Dirma Denisse Castillo-Torres (Castillo), a native and citizen of Honduras, petitions for review of an order of the Board of Immigration Appeals adopting and affirming the immigration judges order denying Castillos motion to reopen. We deny the petition for review in part and dismiss it in part.
An alien may file one motion to reopen within 90 days of the entry of a final order of removal. 8 U.S.C. § 1229a(c)(7)(A), (C); 8 C.F.R. § 1003.23(b)(1) (2020). These time and numerical limits do not apply if the basis for the motion is to seek asylum or withholding of removal based on changed country conditions, if the aliens evidence of the same “is material and was not available and would not have been discovered or presented at the previous proceeding.” 8 U.S.C. § 1229a(c)(7)(C)(ii); accord 8 C.F.R. § 1003.23(b)(4)(i) (2020).
We review the denial of a motion to reopen for abuse of discretion. INS v. Doherty, 502 U.S. 314, 323, 112 S.Ct. 719, 116 L.Ed.2d 823 (1992); Mosere v. Mukasey, 552 F.3d 397, 400 (4th Cir. 2009). The agencys “denial of a motion to reopen is reviewed with extreme deference, given that motions to reopen are disfavored because every delay works to the advantage of the deportable alien who wishes merely to remain in the United States.” Sadhvani v. Holder, 596 F.3d 180, 182 (4th Cir. 2009) (internal quotation marks omitted). The motion “shall state the new facts that will be proven at a hearing to be held if the motion is granted and shall be supported by affidavits and other evidentiary material.” 8 C.F.R. § 1003.23(b)(3) (2020). It “will not be granted unless the Immigration Judge is satisfied that evidence sought to be offered is material and was not available and could not have been discovered or presented at the former hearing.” Id.
There is no dispute that Castillos motion to reopen, filed with the immigration court, was both time- and number-barred. 8 C.F.R. § 1003.23(b)(1). We have reviewed Castillos arguments on appeal, in conjunction with the administrative record, and conclude that substantial evidence supports the IJs finding, affirmed by the Board, that Castillo failed to establish a material change in conditions in Honduras so to excuse the second and untimely motion to reopen. See accord Jian Hui Shao v. Mukasey, 546 F.3d 138, 168-69 (2d Cir. 2008) (providing for substantial evidence review of the Boards factual findings related to its evaluation of evidence of a purported material change in country conditions); Liu Jin Lin v. Barr, 944 F.3d 57, 62 (1st Cir. 2019) (“It is well settled that the persistence of negative conditions, regardless of how grave they are, is insufficient to establish changed country conditions and, thus, warrant reopening.”).
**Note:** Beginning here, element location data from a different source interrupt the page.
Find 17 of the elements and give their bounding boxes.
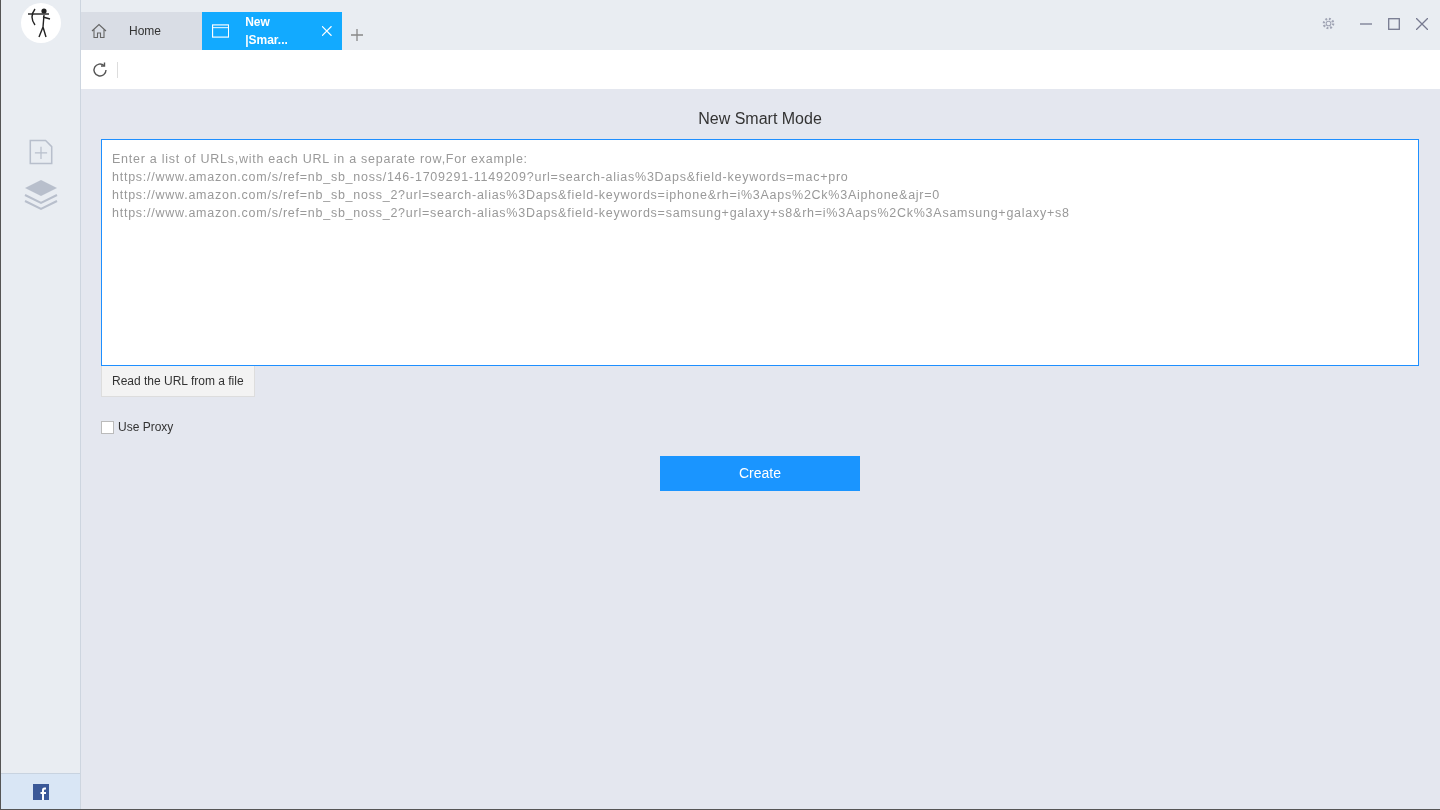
- use-proxy-checkbox[interactable]: [101, 420, 114, 434]
- tab[interactable]: Home: [81, 12, 202, 50]
- refresh-icon[interactable]: [91, 60, 109, 79]
- window-icon: [212, 24, 230, 38]
- home-icon: [91, 23, 107, 39]
- page-title: New Smart Mode: [697, 109, 823, 129]
- use-proxy-label: Use Proxy: [118, 419, 174, 436]
- archer-logo: [20, 3, 61, 43]
- url-input-field[interactable]: Enter a list of URLs,with each URL in a separate row,For example: https://www.amazon.com/s/ref=nb_sb_noss/146-1709291-1149209?url=search-alias%3Daps&field-keywords=mac+pro https://www.amazon.com/s/ref=nb_sb_noss_2?url=search-alias%3Daps&field-keywords=iphone&rh=i%3Aaps%2Ck%3Aiphone&ajr=0 https://www.amazon.com/s/ref=nb_sb_noss_2?url=search-alias%3Daps&field-keywords=samsung+galaxy+s8&rh=i%3Aaps%2Ck%3Asamsung+galaxy+s8: [101, 139, 1419, 366]
- read-file-button[interactable]: Read the URL from a file: [101, 366, 255, 397]
- settings-icon[interactable]: [1321, 16, 1336, 31]
- facebook-icon[interactable]: [32, 783, 49, 800]
- maximize-icon[interactable]: [1388, 17, 1400, 30]
- close-icon[interactable]: [1416, 17, 1428, 30]
- close-tab-icon[interactable]: [322, 26, 332, 36]
- layers-icon[interactable]: [23, 179, 58, 211]
- new-tab-icon[interactable]: [350, 28, 364, 42]
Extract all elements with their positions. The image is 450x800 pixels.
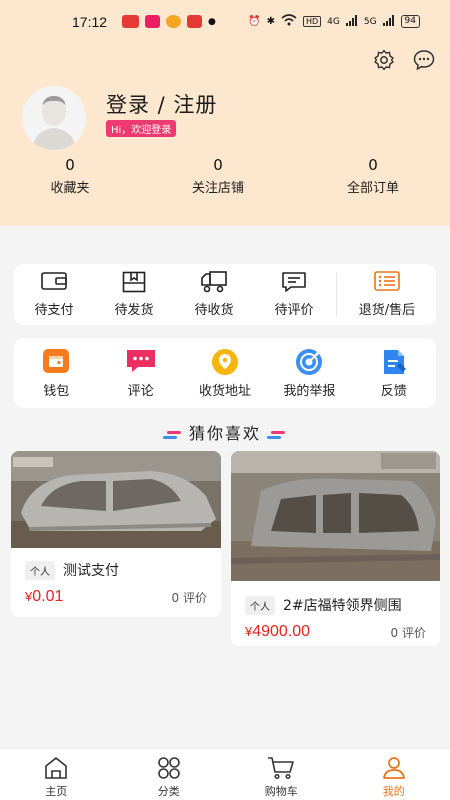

Castillo also challenges the IJs ruling, which the Board likewise readily affirmed, to deny her alternate request for sua sponte reopening pursuant to 8 C.F.R. § 1003.23(b)(1). However, it is well settled that we lack jurisdiction to review the agencys decision not to exercise its discretion to sua sponte reopen an aliens removal proceedings. See Lawrence v. Lynch, 826 F.3d 198, 206-07 (4th Cir. 2016); Mosere, 552 F.3d at 400-01.
Accordingly, we deny the petition for review in part and dismiss it in part. We dispense with oral argument because the facts and legal contentions are adequately presented in the materials before this court and argument would not aid the decisional process.
PETITION DENIED IN PART, DISMISSED IN PART
PER CURIAM:
Petition denied in part and dismissed in part by unpublished per curiam opinion.
Unpublished opinions are not binding precedent in this circuit.